La bulimia nerviosa

La bulimia nerviosa es un trastorno de la conducta alimentaria que se caracteriza por la presencia de atracones de comida recurrentes seguidos por conductas compensatorias con el objetivo de evitar un aumento del peso.

Los atracones consisten en la ingesta de grandes cantidades de comida en un breve periodo de tiempo (cantidades claramente superiores a las que la mayoría de las personas consumirían en un periodo de tiempo similar). Durante los atracones la persona tiene una sensación de falta de control sobre los alimentos que ingiere, incapacidad para contenerse y no comer, o para parar una vez ha comenzado. Generalmente, el atracón finaliza cuando la persona se siente incómoda, dolorida o llena. Suele ocurrir que durante los atracones las personas tienden a comer alimentos que en otros momentos evitarían comer.

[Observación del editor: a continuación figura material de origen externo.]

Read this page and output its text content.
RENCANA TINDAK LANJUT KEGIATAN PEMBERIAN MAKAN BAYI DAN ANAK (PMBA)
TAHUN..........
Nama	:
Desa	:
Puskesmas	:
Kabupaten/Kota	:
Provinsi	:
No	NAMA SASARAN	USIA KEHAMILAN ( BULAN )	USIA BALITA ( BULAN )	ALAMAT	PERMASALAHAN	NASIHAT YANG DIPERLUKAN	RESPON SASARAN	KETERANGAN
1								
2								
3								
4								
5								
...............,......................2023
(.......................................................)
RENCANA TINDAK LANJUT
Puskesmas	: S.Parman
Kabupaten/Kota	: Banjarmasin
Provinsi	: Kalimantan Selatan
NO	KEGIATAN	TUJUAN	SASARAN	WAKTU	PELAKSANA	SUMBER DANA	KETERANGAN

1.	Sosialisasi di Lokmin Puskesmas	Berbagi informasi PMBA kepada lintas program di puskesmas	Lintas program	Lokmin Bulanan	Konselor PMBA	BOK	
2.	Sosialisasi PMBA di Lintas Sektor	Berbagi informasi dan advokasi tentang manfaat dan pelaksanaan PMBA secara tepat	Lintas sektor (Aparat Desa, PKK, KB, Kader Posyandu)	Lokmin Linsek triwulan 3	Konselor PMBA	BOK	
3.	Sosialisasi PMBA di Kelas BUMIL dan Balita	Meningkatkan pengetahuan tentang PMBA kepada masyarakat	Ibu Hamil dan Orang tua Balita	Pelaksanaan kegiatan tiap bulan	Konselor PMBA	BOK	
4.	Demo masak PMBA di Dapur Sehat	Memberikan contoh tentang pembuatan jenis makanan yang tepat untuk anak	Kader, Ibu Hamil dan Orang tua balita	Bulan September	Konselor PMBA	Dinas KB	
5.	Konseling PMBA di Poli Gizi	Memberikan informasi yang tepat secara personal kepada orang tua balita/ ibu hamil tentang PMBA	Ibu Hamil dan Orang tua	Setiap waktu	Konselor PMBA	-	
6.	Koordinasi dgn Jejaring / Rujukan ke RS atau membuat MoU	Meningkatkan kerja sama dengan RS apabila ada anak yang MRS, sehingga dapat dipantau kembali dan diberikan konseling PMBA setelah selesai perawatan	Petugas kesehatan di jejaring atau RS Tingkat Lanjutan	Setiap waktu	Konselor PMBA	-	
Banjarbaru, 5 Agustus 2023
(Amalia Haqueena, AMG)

Los desencadenantes de los atracones suelen ser:

  • Llevar un periodo de ayuno o restricción alimentaria prolongado
  • Tener un estado emocional negativo o disfórico
  • Preocupación excesiva acerca del peso, la imagen corporal o los alimentos
  • Vivencia de situaciones interpersonales estresantes

Tras el atracón, la persona con bulimia tiende a realizar conductas que compensen la ingesta excesiva, que pueden incluir vómitos, el uso de laxantes o diuréticos, el ayuno (que puede prolongarse uno o más días) o la realización de ejercicio excesivo.

A menudo, las personas sienten culpabilidad y vergüenza por los atracones, motivo por el cual los atracones suelen darse en solitario y las personas tienden a ocultar este problema a las personas que les rodean. Las personas con bulimia, con frecuencia, van a elaborar diferentes mentiras con el objetivo de mantener esta conducta fuera del conocimiento de su entorno.

Las personas con bulimia, suelen evaluarse a sí mismas en función del peso y la imagen corporal, por lo que la autoimagen está distorsionada. Suelen ser personas muy autoexigentes, perfeccionistas y con una baja autoestima.

La frecuencia de los atracones y purgas va a ser muy variable en cada persona, y va a depender así mismo, de otros factores contextuales, emocionales y sociales, haciendo que pueda haber periodos con mayor o menor frecuencia, incluso periodos intermitentes en los que se alteran periodos de atracones recurrentes y periodos de remisión.

La tendencia a ocultar los síntomas y no pedir ayuda de las personas con bulimia puede hacer que pasen muchos años hasta que se accede a realizar un tratamiento. El uso recurrente de las purgas a lo largo del tiempo, suele llevar asociadas complicaciones físicas de diversa severidad.